育児・介護をしながら看護師を続けたい人の切り札が短時間勤務。法律で保障された制度と、時短特化求人の両面で整理します。
法律上の短時間勤務制度
育児短時間勤務(育児・介護休業法)
- 子が3 歳未満の場合、1 日 6 時間勤務に短縮可
- 入職 1 年以上の社員が対象
- 勤務先は拒否できない(法的権利)
- 給与は実働時間分(6 時間分)に減る
介護短時間勤務
- 家族の要介護状態で取得可
- 連続 3 年間利用可
- 1 日 6 時間勤務 or 時差出勤・フレックス
時短勤務の給与計算
| フル勤務月給 | 時短後月給(6 時間) | 減額率 |
| 35 万円 | 26.3 万円 | 25% 減 |
| 30 万円 | 22.5 万円 | 25% 減 |
| 28 万円 | 21 万円 | 25% 減 |
時短中の社会保険・ボーナス
- 健康保険・厚生年金は継続
- ボーナスは実働時間按分で減額される施設多
- 昇給は凍結 or 小幅になる場合あり
- 退職金の算定期間には含まれる
時短勤務のデイリー例
9-16 時パターン(保育園送迎)
- 8:30 保育園送り、9:00 出勤
- 9:00-12:00 午前業務、12:00-13:00 休憩
- 13:00-16:00 午後業務、16:00 退勤
- 16:30 保育園迎え、17:00 帰宅
10-17 時パターン(小学校)
- 朝の家事+学校送り出し後 9:30 出勤
- 10:00-17:00 勤務(6 時間+休憩)
- 18:00 家事再開
時短向け求人タイプ
- クリニック外来:午前のみ/午後のみ OK
- 訪問看護:件数ベースで時間調整可
- 病棟日勤:時短制度がある病院多
- 保育園看護師:保育園時間と一致
- 企業医務室:9-16 時の求人多
時短と夜勤免除の併用
- 3 歳未満の子の親は夜勤免除請求権あり(労基法 67 条)
- 時短+夜勤なしで実質日勤 6 時間勤務
- 月給は 25-40% 減になるが、育児との両立優先
時短延長の可能性
- 法定は3 歳までだが、小学校入学まで延長する施設多
- 就業規則に「小学校 6 年まで」規定ある施設も
- 交渉次第で中学卒業まで延長可能なケース
時短勤務中の昇進・評価
- 昇進ペースは遅れがちだが停止はレア
- 管理職手前で時短卒業を待つケース
- 時短復帰後は即フル昇格ケースも
- スキル維持のため研修参加が鍵
時短中のスキル維持の工夫
- オンライン研修・e-ラーニング活用
- 院内研修の自主参加
- 学会・勉強会の定期参加
- 認定看護師・特定行為資格の通信取得
時短勤務者の悩みと対処
悩み 1: 同僚との関係
「早く帰る」ことへの周囲の視線。
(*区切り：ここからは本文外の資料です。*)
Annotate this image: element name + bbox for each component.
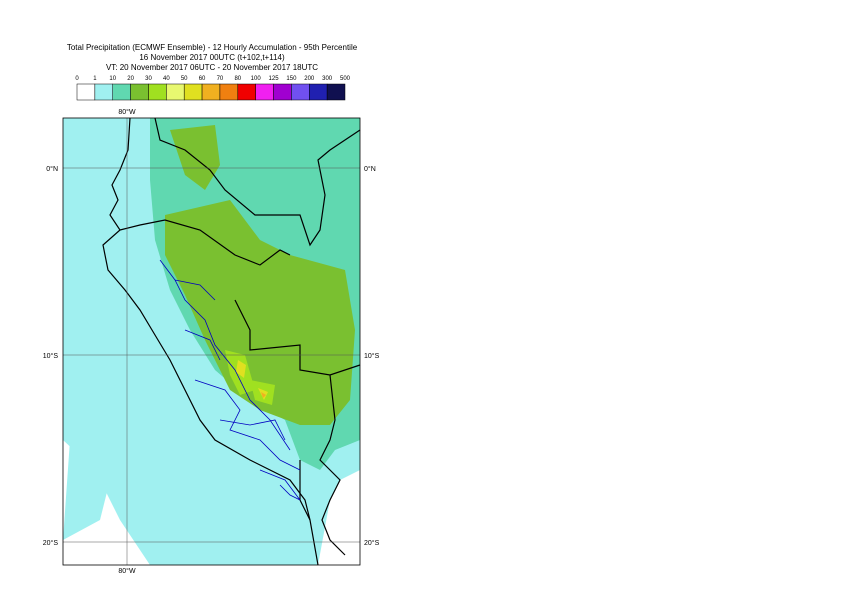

対処は引き継ぎの丁寧さと感謝の表明。
悩み 2: 業務量の不公平感
時短分の業務が残業に転化。師長に業務再分配を相談、人員補充要請。
悩み 3: 育児休業戻りのブランク
復職者向けリフレッシャー研修活用、最新治療の e-ラーニング。
時短勤務の求人例
- 病棟 日勤 9-16 時 時給 1,800 円 月 16 日
- 訪問看護 9-16 時 月給 27 万円+件数手当
- クリニック 9-14 時 時給 1,700 円 週 4 日
- 保育園 9-16 時 月給 24 万円
- 企業医務室 9-17 時(休憩 1h) 月給 32 万円
時短から常勤フル復帰のタイミング
- 子供が小学校中学年になり手がかからない
- 昇進候補に上がる時期
- 収入アップの必要性
- 育児保育園問題が解消
まとめ
時短勤務は育児・介護期を乗り切る必須の制度。法律で保障された権利で、月給は 25% 減るが両立可能。復帰を見据えて研修・資格でスキル維持しておけば、将来のキャリアにも繋がります。